Hayattan aldığımız dersler elbette ki önemlidir. Ayrıca iyi yazarların, düşünürlerin kitapları da, aldığım keyifle birlikte, beni olumlu yönde etkilediklerini düşünüyordum. Aslında bunların bana kazandırdığı erdemlerden söz etmek bile gereksiz. Daha önemlisi hayat görüşümün, insanlara olan yaklaşımımın yıllar içinde nasıl değiştiğini, günlük yaşamıma olduğu kadar, yazdığım denemelere nasıl yansıdığını görebiliyorum. Bu yazılarımda deneyimlerimi, düşüncelerimi paylaşırken aslında anlattıklarımla kendimi oluşturduğumu da biliyorum. Nitekim kırk yıl önce dile getirdiğim bir görüşün ya da yaptığım bir eleştirinin, aradan geçen süre boyunca okumalar, yaşanmışlıklar ışığında nasıl geliştiğini, olgunlaştığını fark edebiliyorum.
Kısacası şunu söylemek istiyorum: Yazdığım denemelerin okuru nasıl etkilediğini elbette ki bilemem; ama herkesten önce benim, olumlu bir yolda ilerlememi sağladığını biliyorum: Okuyarak, düşünerek, sorgulayarak, paylaşarak…
Kimi zaman yaşadıklarımı yazıya dökerken, kimi zaman da yazdıklarımı yaşamaya çalışıyorum.

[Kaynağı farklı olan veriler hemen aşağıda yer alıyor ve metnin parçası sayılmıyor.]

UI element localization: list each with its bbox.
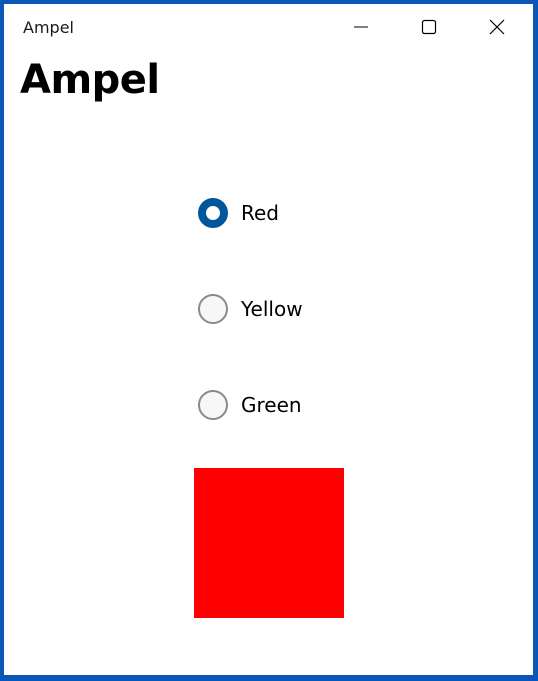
close-icon: [489, 19, 505, 35]
minimize-button[interactable]: [327, 4, 395, 50]
traffic-light-color-box: [194, 468, 344, 618]
title-bar[interactable]: Ampel: [4, 4, 533, 50]
radio-button-circle[interactable]: [198, 198, 228, 228]
radio-yellow[interactable]: Yellow: [198, 293, 303, 325]
page-title: Ampel: [20, 57, 160, 103]
maximize-icon: [421, 19, 437, 35]
maximize-button[interactable]: [395, 4, 463, 50]
radio-label: Green: [241, 393, 302, 417]
radio-button-circle[interactable]: [198, 390, 228, 420]
radio-label: Red: [241, 201, 279, 225]
close-button[interactable]: [463, 4, 531, 50]
window-title: Ampel: [23, 18, 74, 37]
radio-button-circle[interactable]: [198, 294, 228, 324]
radio-red[interactable]: Red: [198, 197, 279, 229]
minimize-icon: [353, 19, 369, 35]
radio-green[interactable]: Green: [198, 389, 302, 421]
radio-label: Yellow: [241, 297, 303, 321]
app-window: Ampel Ampel Red Yellow Green: [4, 4, 533, 675]
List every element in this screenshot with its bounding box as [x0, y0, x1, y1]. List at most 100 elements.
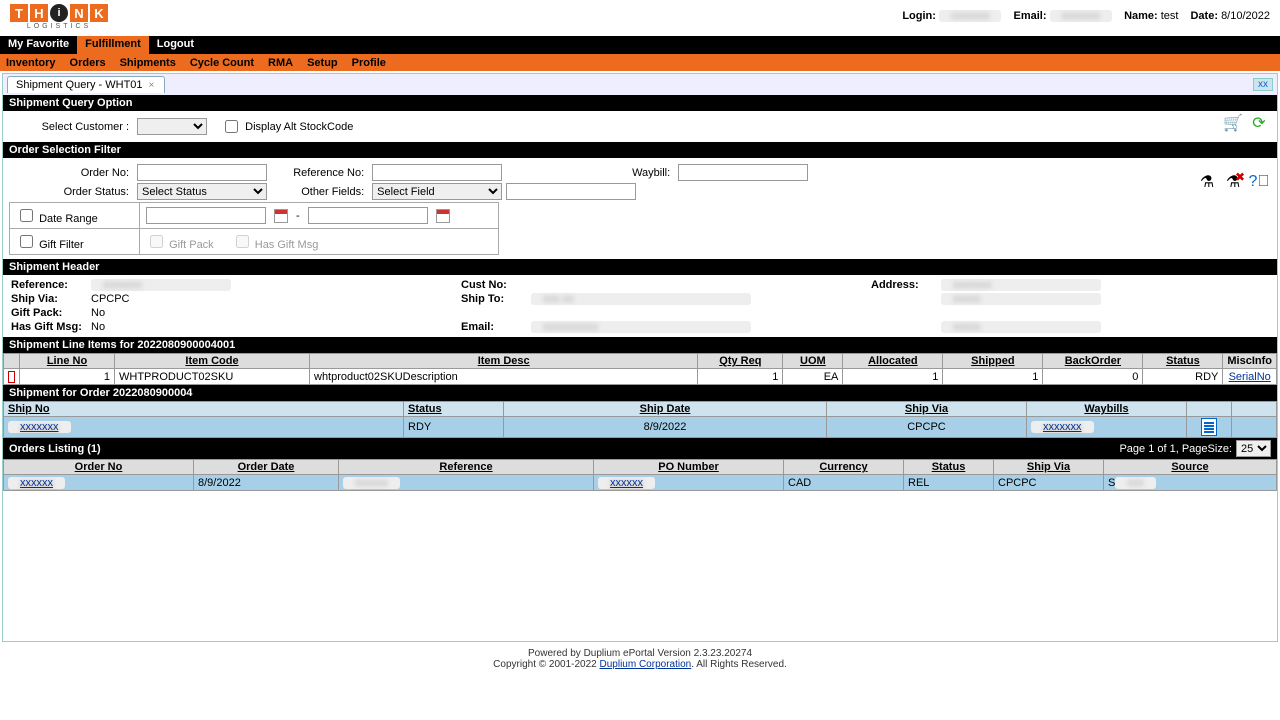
cell-uom: EA	[783, 369, 843, 385]
waybill-input[interactable]	[678, 164, 808, 181]
date-label: Date:	[1190, 10, 1218, 22]
shipment-row[interactable]: xxxxxxx RDY 8/9/2022 CPCPC xxxxxxx	[4, 417, 1277, 438]
cart-icon[interactable]: 🛒	[1223, 113, 1243, 133]
logo-t: T	[10, 4, 28, 22]
select-customer-label: Select Customer :	[9, 121, 129, 133]
nav2-cycle-count[interactable]: Cycle Count	[190, 57, 254, 69]
ocol-order-no[interactable]: Order No	[4, 460, 194, 475]
nav2-shipments[interactable]: Shipments	[120, 57, 176, 69]
nav2-orders[interactable]: Orders	[70, 57, 106, 69]
scol-doc	[1187, 402, 1232, 417]
other-fields-select[interactable]: Select Field	[372, 183, 502, 200]
document-tab[interactable]: Shipment Query - WHT01 ×	[7, 76, 165, 93]
user-info: Login: xxxxxxx Email: xxxxxxx Name: test…	[902, 4, 1270, 22]
hdr-ship-to-v: xxx xx	[531, 293, 751, 305]
hdr-address-v3: xxxxx	[941, 321, 1101, 333]
hdr-ship-via-v: CPCPC	[91, 293, 231, 305]
po-number-link[interactable]: xxxxxx	[598, 477, 655, 489]
logo-subtext: LOGISTICS	[10, 23, 108, 30]
gift-filter-checkbox[interactable]	[20, 235, 33, 248]
ocol-reference[interactable]: Reference	[339, 460, 594, 475]
scol-ship-no[interactable]: Ship No	[4, 402, 404, 417]
date-to-input[interactable]	[308, 207, 428, 224]
calendar-from-icon[interactable]	[274, 209, 288, 223]
nav2-setup[interactable]: Setup	[307, 57, 338, 69]
document-tab-label: Shipment Query - WHT01	[16, 79, 143, 91]
email-value: xxxxxxx	[1050, 10, 1113, 22]
serialno-link[interactable]: SerialNo	[1229, 371, 1271, 383]
scol-ship-date[interactable]: Ship Date	[504, 402, 827, 417]
waybill-link[interactable]: xxxxxxx	[1031, 421, 1094, 433]
ocol-order-date[interactable]: Order Date	[194, 460, 339, 475]
ocol-source[interactable]: Source	[1104, 460, 1277, 475]
ocol-currency[interactable]: Currency	[784, 460, 904, 475]
order-no-label: Order No:	[9, 167, 129, 179]
logo-h: H	[30, 4, 48, 22]
help-icon[interactable]: ?⃝	[1249, 172, 1269, 192]
order-no-input[interactable]	[137, 164, 267, 181]
ocol-po-number[interactable]: PO Number	[594, 460, 784, 475]
other-fields-input[interactable]	[506, 183, 636, 200]
orders-table: Order No Order Date Reference PO Number …	[3, 459, 1277, 491]
nav2-profile[interactable]: Profile	[352, 57, 386, 69]
date-range-label: Date Range	[39, 213, 98, 225]
ocol-status[interactable]: Status	[904, 460, 994, 475]
hdr-gift-pack-k: Gift Pack:	[11, 307, 91, 319]
nav-fulfillment[interactable]: Fulfillment	[77, 36, 149, 54]
col-miscinfo: MiscInfo	[1223, 354, 1277, 369]
filter-icon[interactable]: ⚗	[1197, 172, 1217, 192]
close-tab-icon[interactable]: ×	[149, 80, 155, 91]
col-qty-req[interactable]: Qty Req	[698, 354, 783, 369]
ocell-status: REL	[904, 475, 994, 491]
date-from-input[interactable]	[146, 207, 266, 224]
scol-status[interactable]: Status	[404, 402, 504, 417]
col-shipped[interactable]: Shipped	[943, 354, 1043, 369]
nav-logout[interactable]: Logout	[149, 36, 202, 54]
col-uom[interactable]: UOM	[783, 354, 843, 369]
hdr-has-gift-msg-k: Has Gift Msg:	[11, 321, 91, 333]
display-alt-checkbox[interactable]	[225, 120, 238, 133]
pagesize-select[interactable]: 25	[1236, 440, 1271, 457]
col-item-code[interactable]: Item Code	[115, 354, 310, 369]
section-ship-header: Shipment Header	[3, 259, 1277, 275]
refresh-icon[interactable]: ⟳	[1249, 113, 1269, 133]
hdr-address-v1: xxxxxxx	[941, 279, 1101, 291]
section-order-filter: Order Selection Filter	[3, 142, 1277, 158]
ocell-currency: CAD	[784, 475, 904, 491]
cell-status: RDY	[1143, 369, 1223, 385]
col-item-desc[interactable]: Item Desc	[310, 354, 698, 369]
col-backorder[interactable]: BackOrder	[1043, 354, 1143, 369]
nav-my-favorite[interactable]: My Favorite	[0, 36, 77, 54]
other-fields-label: Other Fields:	[284, 186, 364, 198]
nav2-inventory[interactable]: Inventory	[6, 57, 56, 69]
document-icon[interactable]	[1201, 418, 1217, 436]
scell-ship-via: CPCPC	[827, 417, 1027, 438]
calendar-to-icon[interactable]	[436, 209, 450, 223]
order-no-link[interactable]: xxxxxx	[8, 477, 65, 489]
col-status[interactable]: Status	[1143, 354, 1223, 369]
line-item-row[interactable]: 1 WHTPRODUCT02SKU whtproduct02SKUDescrip…	[4, 369, 1277, 385]
nav2-rma[interactable]: RMA	[268, 57, 293, 69]
duplium-link[interactable]: Duplium Corporation	[600, 659, 692, 670]
cell-item-desc: whtproduct02SKUDescription	[310, 369, 698, 385]
section-orders-listing: Orders Listing (1)	[9, 443, 101, 455]
scol-ship-via[interactable]: Ship Via	[827, 402, 1027, 417]
hdr-has-gift-msg-v: No	[91, 321, 231, 333]
select-customer-dropdown[interactable]	[137, 118, 207, 135]
cell-shipped: 1	[943, 369, 1043, 385]
panel-close-button[interactable]: xx	[1253, 78, 1273, 91]
clear-filter-icon[interactable]: ⚗✖	[1223, 172, 1243, 192]
order-status-select[interactable]: Select Status	[137, 183, 267, 200]
scol-waybills[interactable]: Waybills	[1027, 402, 1187, 417]
logo: T H i N K	[10, 4, 108, 22]
col-line-no[interactable]: Line No	[20, 354, 115, 369]
ocell-reference: xxxxxx	[343, 477, 400, 489]
ship-no-link[interactable]: xxxxxxx	[8, 421, 71, 433]
orders-row[interactable]: xxxxxx 8/9/2022 xxxxxx xxxxxx CAD REL CP…	[4, 475, 1277, 491]
line-items-table: Line No Item Code Item Desc Qty Req UOM …	[3, 353, 1277, 385]
col-allocated[interactable]: Allocated	[843, 354, 943, 369]
reference-no-input[interactable]	[372, 164, 502, 181]
gift-pack-checkbox	[150, 235, 163, 248]
ocol-ship-via[interactable]: Ship Via	[994, 460, 1104, 475]
date-range-checkbox[interactable]	[20, 209, 33, 222]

Bu arada kendi gelişimim bir yana, özellikle insan ilişkilerindeki sınırları çizmekte giderek daha başarılı olduğumu görebiliyorum. Kuşkusuz elde ettiğim birikimler kadar yılların verdiği deneyimler de bu sonuçta etkili olabiliyor. Öyle ki geçmişe göre kimi olaylara karşı olan tepkilerim sertleşirken, kimine de çok daha hoşgörülü yaklaşabiliyorum. Zaman ve yaşanmışlıklar, çok şeyi değiştirebiliyor.
Ünlü Kolombiyalı yazar Gabriel García Márquez’in şu sözünü anımsadım: “Kırk yıl sonra öğrendiğim en önemli şey hayır demek oldu.”
Sanırım Márquez’in bu sözle dile getirmek istediği, bir davranışı, bir duruşu belirtmek kadar, insanın özgür iradesini kullanma yeteneğinin ne denli önemli olduğunu vurgulamaktır. Kimi zaman birçoğumuz, başkalarına karşı olumsuz görünmenin, onlara hayır diyememenin sıkıntısını yaşıyoruz. Bu yüzden ortaya çıkan bazı sorunlarımızı bastırıyor, erteliyor ya da giderek büyütüyoruz. Hatta kırıcı olmamak adına gerçek düşüncelerimizi gizleme durumunda kalıyoruz. Oysaki olgunlaştıkça “evet” ya da “hayır” sözcüklerini daha akılcı ve daha dengeli kullanabilmemiz gerekiyor. Bu örnekler yaşantımız içinde bize küçük birer ayrıntı gibi gelebilir, oysaki onlardan birinin bile tüm hayatımızı değiştirdiğini yeri geldiğinde görebiliyoruz.
Arada bir Fernando Savater’in, Oğluma Ahlâk Üstüne Öğütler kitabını karıştırırım. Yazar verdiği tüm öğütlerin sonunda oğluna, yalnızca yürüme biçimlerini öğrettiğini söyler. Ne kendisinin ne de başkalarının onu omuzlarına alıp taşıma hakkına sahip olmadıklarını da sözlerine ekler. Son bir öğütle sözünü noktalar: “Seçmek söz konusu olduğuna göre, yüzünü duvara döndürecek seçimler değil, ardından sana çok sayıda başka olası seçeneklerin yolunu açacak seçimleri yapmaya çalış her zaman. Seni, başkalarına, yeni yaşantılara, mutlu olmanın çeşitli yollarına açan şeyi seç. Seni kapatan, seni gömen şeyden kaçın. Sonrası için bahtın açık olsun!”
Hayatımız boyunca farklı seçimlerle karşı karşıya kalıyoruz. Kimi zaman yalnızca bir evet ya da hayır sözcüğü yaşantımızı değiştirmede önemli bir etken oluyor. Bu yüzden bulunduğumuz her kavşağın başında, seçeceğimiz yolun geleceğimizi şekillendirdiğini düşünüyorum.